Common Cause Georgia to Challenge New Falcons Stadium Funding (Again)


Common Cause Georgia (CCGA) on Wednesday filed a second petition request with Atlanta Municipal Clerk Rhonda Johnson in the group’s effort to place public funding of a $1 billion stadium for the Falcons in downtown Atlanta up for public vote.

This group said its second petition request is a result of Atlanta City Attorney Cathy Hampton’s statement Friday asserting there is no loophole that would allow Common Cause to challenge the City Council’s decision to move forward on the stadium without a voter referendum.

On Thursday, William Perry, executive director of CCGA, announced that his group had found a loophole in the Atlanta city code that would allow a referendum to overturn City Council approval of at least $200 million in public funding for a new $1 billion Falcons stadium.

Hampton declared that the loophole was closed long ago, by the Georgia Supreme Court, saying:

“No such ‘loophole’ exists.

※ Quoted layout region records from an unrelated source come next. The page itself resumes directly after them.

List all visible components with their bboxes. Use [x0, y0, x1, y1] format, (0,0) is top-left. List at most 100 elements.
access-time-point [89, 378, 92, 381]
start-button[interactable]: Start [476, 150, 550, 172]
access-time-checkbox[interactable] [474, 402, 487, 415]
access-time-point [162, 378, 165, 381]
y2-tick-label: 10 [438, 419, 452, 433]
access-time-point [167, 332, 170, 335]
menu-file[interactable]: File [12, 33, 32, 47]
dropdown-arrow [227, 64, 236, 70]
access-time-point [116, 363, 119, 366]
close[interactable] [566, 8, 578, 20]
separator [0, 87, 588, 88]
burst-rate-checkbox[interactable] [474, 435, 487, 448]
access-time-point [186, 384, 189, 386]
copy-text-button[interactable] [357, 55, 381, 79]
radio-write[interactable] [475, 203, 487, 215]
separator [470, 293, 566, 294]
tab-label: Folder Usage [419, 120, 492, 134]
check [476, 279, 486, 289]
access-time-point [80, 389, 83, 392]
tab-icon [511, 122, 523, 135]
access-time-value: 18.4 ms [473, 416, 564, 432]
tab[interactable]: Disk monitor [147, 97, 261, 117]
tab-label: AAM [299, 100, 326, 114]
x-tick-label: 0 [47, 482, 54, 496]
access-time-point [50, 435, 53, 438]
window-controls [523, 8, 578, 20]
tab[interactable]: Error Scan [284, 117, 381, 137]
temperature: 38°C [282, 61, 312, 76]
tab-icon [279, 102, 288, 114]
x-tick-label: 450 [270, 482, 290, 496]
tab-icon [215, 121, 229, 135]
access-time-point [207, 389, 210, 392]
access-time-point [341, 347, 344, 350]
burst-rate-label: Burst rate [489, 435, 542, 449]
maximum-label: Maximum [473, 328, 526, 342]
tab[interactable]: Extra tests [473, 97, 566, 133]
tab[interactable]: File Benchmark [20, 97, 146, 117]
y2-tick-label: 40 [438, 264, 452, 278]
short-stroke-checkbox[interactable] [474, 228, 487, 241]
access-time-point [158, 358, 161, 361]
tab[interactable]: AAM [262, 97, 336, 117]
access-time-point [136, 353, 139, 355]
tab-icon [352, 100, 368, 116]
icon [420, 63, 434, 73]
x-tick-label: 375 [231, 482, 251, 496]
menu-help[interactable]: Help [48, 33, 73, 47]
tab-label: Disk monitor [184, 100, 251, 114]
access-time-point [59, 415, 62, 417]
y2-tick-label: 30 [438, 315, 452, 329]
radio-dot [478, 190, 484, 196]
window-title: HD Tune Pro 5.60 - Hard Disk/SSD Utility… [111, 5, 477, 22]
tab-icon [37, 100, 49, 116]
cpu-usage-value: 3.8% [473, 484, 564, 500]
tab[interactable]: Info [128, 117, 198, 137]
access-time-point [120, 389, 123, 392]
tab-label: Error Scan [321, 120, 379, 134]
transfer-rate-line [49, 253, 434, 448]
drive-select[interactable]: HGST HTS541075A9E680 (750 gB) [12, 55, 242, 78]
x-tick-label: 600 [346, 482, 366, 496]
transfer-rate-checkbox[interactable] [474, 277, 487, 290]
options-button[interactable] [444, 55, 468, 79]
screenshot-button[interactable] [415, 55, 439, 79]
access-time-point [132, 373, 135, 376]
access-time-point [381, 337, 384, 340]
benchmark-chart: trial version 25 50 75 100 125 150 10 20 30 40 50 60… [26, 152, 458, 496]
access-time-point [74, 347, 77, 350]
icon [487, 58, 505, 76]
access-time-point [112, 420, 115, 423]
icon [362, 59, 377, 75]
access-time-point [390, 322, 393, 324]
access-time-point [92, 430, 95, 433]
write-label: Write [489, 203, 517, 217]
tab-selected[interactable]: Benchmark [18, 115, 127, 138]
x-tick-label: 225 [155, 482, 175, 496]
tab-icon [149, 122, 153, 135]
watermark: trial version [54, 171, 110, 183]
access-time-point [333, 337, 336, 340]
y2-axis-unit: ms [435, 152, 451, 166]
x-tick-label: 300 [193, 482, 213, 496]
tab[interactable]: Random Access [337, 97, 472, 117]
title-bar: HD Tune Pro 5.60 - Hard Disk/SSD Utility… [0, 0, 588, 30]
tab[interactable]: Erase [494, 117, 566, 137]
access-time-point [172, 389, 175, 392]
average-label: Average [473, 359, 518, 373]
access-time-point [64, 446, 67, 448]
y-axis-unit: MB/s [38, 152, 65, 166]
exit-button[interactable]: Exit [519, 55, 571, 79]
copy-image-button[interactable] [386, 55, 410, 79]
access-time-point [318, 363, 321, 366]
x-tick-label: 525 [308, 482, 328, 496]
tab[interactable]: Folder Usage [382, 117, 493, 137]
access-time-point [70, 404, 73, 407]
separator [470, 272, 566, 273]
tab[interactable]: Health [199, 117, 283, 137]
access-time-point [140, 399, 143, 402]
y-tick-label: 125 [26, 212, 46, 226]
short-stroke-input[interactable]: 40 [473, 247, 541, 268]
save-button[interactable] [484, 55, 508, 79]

During a public work session on March 14, 2013, the Law Department advised the Atlanta City Council that Georgia Supreme Court case law prohibits a referendum as requested by Common Cause.

“In 1998, the Supreme Court of Georgia decided the case of Kemp v. Claxton, which clearly precludes Common Cause’s ability to present this referendum. If Mr. Perry has more recent Georgia Supreme Court case law to the contrary, the City will review it.In the absence of such authority, a petition to undo the lawful actions of the Atlanta City Council is invalid.”

Common Cause, though, looks to be moving forward with its latest request.

“We want to avoid unnecessary legal battles with the City, since the core principle here is the right of Atlanta’s voters to use initiative and referendum, as recognized in the City’s own Charter and ordinances, to put into legal effect those voters’ widespread opposition to their public money being used to finance in part a new stadium,” said Wyc Orr, a member of CCGA’s Board of Directors.

CCGA Executive Director William Perry added, “The Supreme Court case referred to by the City Attorney basically says that a city cannot hold a referendum without approval by the state legislature unless such referendum is held to amend a city charter.”

Having seemingly found another loophole, Common Cause is seeking to repeal the resolution that authorized public funding of the stadium.

“We are seeking to amend the City Charter to block public financing of the project with hotel/motel tax revenue,” said Perry, “which meets the criteria established by the court.”

This action from CCGA follows the group’s initial attempts to block the stadium funding without a vote from Atlantans.

Mayor Kasim Reed has yet to respond to the group’s latest action, but did issue a statement about Common Cause and its initial challenge of the City Council vote to authorize the hotel/motel tax money, which will be an initial investment of $200 million and could cost up to $900 million, according to estimates.

“William Perry is sacrificing the reputation of a once venerable and well-respected organization for the sake of furthering his own personal ambition,” Reed said in a statement. “His attempt to derail the stadium development is a losing proposition. The state-of-the-art facility is going to help strengthen the city’s $10 billion tourism and convention industry and the 220,000 jobs it supports, spur economic development in the surrounding neighborhoods, and keep the Atlanta Falcons in the heart of downtown for the next 30 years.”

The mayor was not finished.

“We have already had tangible wins because of the approved stadium development deal,” he continued. “The construction of the new stadium will create much needed-construction jobs and include opportunities for women and small business-owners. As a result of the stadium deal, Atlanta recently was named a host city for the College Football Playoff series, expected to immediately become a mega-event in the nation. The city’s Chick-Fil-A bowl will become a national semifinal once every three years, with the first Atlanta game scheduled for Dec. 31, 2016 in the Georgia Dome. The next three are planned for the new retractable-roof Falcons stadium in the 2019, 2022 and 2025 seasons. In addition, the city of Atlanta is now able to robustly compete to host a Super Bowl, perhaps as soon as 2019.

“These types of events help create and sustain jobs in our city, have a significant economic impact and help us maintain Atlanta’s position as the dominant city in the Southeastern United States. Common Cause Georgia should focus on moving our city forward, not taking us backwards.”

For their part, CCGA still expects Johnson to present the group with official copies of the petition. Once Johnson presents CCGA with the official copy of the petition, they will have 60 days to collect 35,000 valid signatures. Perry said Johnson told him she would provide the official copy “in a few days.”